Use Azure Document Intelligence models

Completed

Using the API

To extract form data using a custom model, use the analyze document function of either a supported SDK, or the REST API, while supplying model ID (generated during model training). This function starts the form analysis. which you can then request the result to get the analysis.

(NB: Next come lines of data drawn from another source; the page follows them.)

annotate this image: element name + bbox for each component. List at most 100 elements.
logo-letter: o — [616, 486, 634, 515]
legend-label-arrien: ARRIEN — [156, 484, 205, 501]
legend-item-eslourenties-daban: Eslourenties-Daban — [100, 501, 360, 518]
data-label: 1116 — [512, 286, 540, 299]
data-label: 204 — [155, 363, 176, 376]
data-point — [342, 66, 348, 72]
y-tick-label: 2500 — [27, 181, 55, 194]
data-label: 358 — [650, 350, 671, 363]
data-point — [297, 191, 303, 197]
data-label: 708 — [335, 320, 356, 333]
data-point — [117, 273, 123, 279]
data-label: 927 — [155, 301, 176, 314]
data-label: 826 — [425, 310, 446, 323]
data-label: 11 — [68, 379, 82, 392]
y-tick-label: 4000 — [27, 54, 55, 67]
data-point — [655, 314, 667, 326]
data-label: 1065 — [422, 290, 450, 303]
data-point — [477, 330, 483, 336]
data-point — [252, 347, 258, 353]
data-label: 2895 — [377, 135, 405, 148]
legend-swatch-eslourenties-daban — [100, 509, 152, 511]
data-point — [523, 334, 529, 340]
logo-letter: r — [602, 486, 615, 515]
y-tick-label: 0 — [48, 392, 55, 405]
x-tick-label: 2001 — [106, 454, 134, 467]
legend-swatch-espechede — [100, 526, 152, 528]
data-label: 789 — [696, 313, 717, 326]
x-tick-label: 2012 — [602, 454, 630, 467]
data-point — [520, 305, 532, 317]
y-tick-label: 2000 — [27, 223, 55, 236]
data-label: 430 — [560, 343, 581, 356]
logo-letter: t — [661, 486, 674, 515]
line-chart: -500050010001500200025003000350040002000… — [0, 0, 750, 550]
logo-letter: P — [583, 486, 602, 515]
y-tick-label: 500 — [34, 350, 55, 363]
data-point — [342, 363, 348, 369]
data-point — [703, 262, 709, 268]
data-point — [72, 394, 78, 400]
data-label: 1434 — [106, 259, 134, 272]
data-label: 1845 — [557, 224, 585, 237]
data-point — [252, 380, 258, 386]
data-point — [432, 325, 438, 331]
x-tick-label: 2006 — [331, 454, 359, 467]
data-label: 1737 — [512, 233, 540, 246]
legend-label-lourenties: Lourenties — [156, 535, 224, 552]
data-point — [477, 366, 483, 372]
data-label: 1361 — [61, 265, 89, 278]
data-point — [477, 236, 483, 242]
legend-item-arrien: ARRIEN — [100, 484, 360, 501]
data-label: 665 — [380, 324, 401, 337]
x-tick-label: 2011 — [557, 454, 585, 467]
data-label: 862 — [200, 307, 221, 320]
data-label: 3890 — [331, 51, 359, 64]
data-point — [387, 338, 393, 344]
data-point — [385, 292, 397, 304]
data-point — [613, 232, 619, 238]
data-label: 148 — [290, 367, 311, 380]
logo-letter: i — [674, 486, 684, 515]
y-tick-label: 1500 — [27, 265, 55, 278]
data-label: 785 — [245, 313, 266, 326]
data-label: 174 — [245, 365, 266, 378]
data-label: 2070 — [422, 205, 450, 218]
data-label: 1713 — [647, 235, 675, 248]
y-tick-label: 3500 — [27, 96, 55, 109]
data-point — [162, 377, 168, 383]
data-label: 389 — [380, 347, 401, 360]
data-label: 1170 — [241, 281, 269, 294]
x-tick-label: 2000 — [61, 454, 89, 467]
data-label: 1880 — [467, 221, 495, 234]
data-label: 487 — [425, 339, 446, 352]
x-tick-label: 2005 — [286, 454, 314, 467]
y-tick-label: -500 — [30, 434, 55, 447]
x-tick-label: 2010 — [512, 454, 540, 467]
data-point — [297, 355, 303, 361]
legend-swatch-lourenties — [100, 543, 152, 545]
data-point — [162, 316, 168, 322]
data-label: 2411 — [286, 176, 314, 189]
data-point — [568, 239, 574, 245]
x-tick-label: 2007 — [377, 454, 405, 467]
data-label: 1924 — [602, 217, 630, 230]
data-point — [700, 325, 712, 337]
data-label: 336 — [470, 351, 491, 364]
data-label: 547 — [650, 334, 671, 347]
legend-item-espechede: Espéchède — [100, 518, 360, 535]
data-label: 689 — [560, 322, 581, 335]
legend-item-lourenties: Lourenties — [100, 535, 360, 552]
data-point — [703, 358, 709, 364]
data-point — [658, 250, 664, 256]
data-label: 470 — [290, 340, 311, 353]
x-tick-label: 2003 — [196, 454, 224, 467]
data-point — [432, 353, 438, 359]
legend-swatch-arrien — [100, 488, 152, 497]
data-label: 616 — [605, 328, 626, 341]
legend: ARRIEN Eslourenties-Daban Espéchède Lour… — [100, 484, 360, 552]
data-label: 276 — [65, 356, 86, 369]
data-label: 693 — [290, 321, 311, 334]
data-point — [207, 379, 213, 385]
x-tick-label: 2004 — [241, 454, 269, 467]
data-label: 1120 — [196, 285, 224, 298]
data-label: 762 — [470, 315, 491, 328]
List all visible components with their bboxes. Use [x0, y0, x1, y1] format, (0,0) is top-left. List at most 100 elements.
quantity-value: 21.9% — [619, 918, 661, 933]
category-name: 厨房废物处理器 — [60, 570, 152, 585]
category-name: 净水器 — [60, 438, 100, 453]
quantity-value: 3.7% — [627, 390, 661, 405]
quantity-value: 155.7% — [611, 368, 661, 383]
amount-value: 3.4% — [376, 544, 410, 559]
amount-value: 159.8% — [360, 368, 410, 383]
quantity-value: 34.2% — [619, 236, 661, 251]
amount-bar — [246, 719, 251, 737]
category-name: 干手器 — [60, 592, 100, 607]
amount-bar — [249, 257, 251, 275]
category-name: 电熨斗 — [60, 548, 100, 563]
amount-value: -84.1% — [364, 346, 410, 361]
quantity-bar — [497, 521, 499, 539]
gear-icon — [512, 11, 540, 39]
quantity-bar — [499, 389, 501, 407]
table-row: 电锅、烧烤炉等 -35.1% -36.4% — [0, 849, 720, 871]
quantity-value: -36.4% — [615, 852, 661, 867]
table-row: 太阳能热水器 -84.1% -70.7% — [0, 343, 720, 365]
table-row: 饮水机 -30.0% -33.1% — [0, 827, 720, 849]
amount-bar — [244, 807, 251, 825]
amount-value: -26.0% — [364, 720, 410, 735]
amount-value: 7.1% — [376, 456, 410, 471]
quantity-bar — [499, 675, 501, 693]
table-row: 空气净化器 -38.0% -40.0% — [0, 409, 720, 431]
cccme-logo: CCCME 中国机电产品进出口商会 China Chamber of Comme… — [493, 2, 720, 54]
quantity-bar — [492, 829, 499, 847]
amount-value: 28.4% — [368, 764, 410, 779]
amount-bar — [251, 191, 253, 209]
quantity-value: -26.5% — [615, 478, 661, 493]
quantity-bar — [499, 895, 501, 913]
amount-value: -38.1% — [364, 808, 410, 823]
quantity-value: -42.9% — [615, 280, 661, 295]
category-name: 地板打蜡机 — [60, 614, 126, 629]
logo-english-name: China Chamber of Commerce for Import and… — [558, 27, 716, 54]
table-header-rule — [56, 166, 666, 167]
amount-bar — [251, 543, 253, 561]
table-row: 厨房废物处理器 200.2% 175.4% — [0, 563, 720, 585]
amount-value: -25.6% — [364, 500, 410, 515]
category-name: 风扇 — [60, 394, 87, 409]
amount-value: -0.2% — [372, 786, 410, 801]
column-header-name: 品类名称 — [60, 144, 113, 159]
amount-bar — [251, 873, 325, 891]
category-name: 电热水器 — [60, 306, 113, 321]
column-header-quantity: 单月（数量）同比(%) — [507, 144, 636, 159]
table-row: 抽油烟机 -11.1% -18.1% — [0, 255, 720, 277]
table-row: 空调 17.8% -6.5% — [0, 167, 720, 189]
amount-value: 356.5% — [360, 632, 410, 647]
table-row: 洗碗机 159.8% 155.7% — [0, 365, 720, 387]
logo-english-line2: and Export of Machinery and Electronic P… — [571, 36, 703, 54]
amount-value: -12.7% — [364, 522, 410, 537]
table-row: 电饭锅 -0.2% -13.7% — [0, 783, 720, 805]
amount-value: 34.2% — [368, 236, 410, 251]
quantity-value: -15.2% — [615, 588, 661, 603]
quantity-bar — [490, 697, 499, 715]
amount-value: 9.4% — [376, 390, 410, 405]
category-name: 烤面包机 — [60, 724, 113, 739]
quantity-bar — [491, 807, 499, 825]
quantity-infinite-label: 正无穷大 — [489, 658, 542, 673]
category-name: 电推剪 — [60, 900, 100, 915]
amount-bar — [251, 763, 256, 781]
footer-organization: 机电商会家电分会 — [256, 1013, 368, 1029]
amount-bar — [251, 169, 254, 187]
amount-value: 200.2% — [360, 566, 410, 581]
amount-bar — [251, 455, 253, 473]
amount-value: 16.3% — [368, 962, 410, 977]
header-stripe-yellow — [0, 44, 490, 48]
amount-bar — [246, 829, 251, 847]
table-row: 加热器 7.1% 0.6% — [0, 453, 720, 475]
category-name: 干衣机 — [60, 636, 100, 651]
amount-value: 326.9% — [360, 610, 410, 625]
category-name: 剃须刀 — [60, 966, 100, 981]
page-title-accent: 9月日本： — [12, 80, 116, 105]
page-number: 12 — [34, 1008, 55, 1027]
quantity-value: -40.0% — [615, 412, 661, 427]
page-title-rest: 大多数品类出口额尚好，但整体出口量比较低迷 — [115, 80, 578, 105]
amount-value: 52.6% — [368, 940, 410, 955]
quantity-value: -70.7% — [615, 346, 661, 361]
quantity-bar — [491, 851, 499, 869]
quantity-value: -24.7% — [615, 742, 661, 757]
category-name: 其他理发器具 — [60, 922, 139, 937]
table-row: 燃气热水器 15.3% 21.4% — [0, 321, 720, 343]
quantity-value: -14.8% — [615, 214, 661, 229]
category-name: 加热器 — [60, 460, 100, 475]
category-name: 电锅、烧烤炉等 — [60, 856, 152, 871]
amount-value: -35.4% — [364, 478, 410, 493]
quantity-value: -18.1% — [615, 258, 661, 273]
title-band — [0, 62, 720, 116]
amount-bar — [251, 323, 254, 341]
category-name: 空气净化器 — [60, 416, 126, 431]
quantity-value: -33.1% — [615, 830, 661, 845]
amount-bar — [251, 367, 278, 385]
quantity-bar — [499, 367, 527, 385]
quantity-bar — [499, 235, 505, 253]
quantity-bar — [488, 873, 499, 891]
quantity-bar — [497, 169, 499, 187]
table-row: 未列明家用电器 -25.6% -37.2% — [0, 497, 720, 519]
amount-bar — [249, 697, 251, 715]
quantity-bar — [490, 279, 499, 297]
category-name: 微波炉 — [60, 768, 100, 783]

Example code to call your model:

C#

string endpoint = "<endpoint>";
string apiKey = "<apiKey>";
AzureKeyCredential credential = new AzureKeyCredential(apiKey);
DocumentAnalysisClient client = new DocumentAnalysisClient(new Uri(endpoint), credential);

string modelId = "<modelId>";
Uri fileUri = new Uri("<fileUri>");

AnalyzeDocumentOperation operation = await client.AnalyzeDocumentFromUriAsync(WaitUntil.Completed, modelId, fileUri);
AnalyzeResult result = operation.Value;

Python

endpoint = "YOUR_DOC_INTELLIGENCE_ENDPOINT"
key = "YOUR_DOC_INTELLIGENCE_KEY"

model_id = "YOUR_CUSTOM_BUILT_MODEL_ID"
formUrl = "YOUR_DOCUMENT"

document_analysis_client = DocumentAnalysisClient(
    endpoint=endpoint, credential=AzureKeyCredential(key)
)

# Make sure your document's type is included in the list of document types the custom model can analyze
task = document_analysis_client.begin_analyze_document_from_url(model_id, formUrl)
result = task.result()

A successful JSON response contains analyzeResult that contains the content extracted and an array of pages containing information about the document content.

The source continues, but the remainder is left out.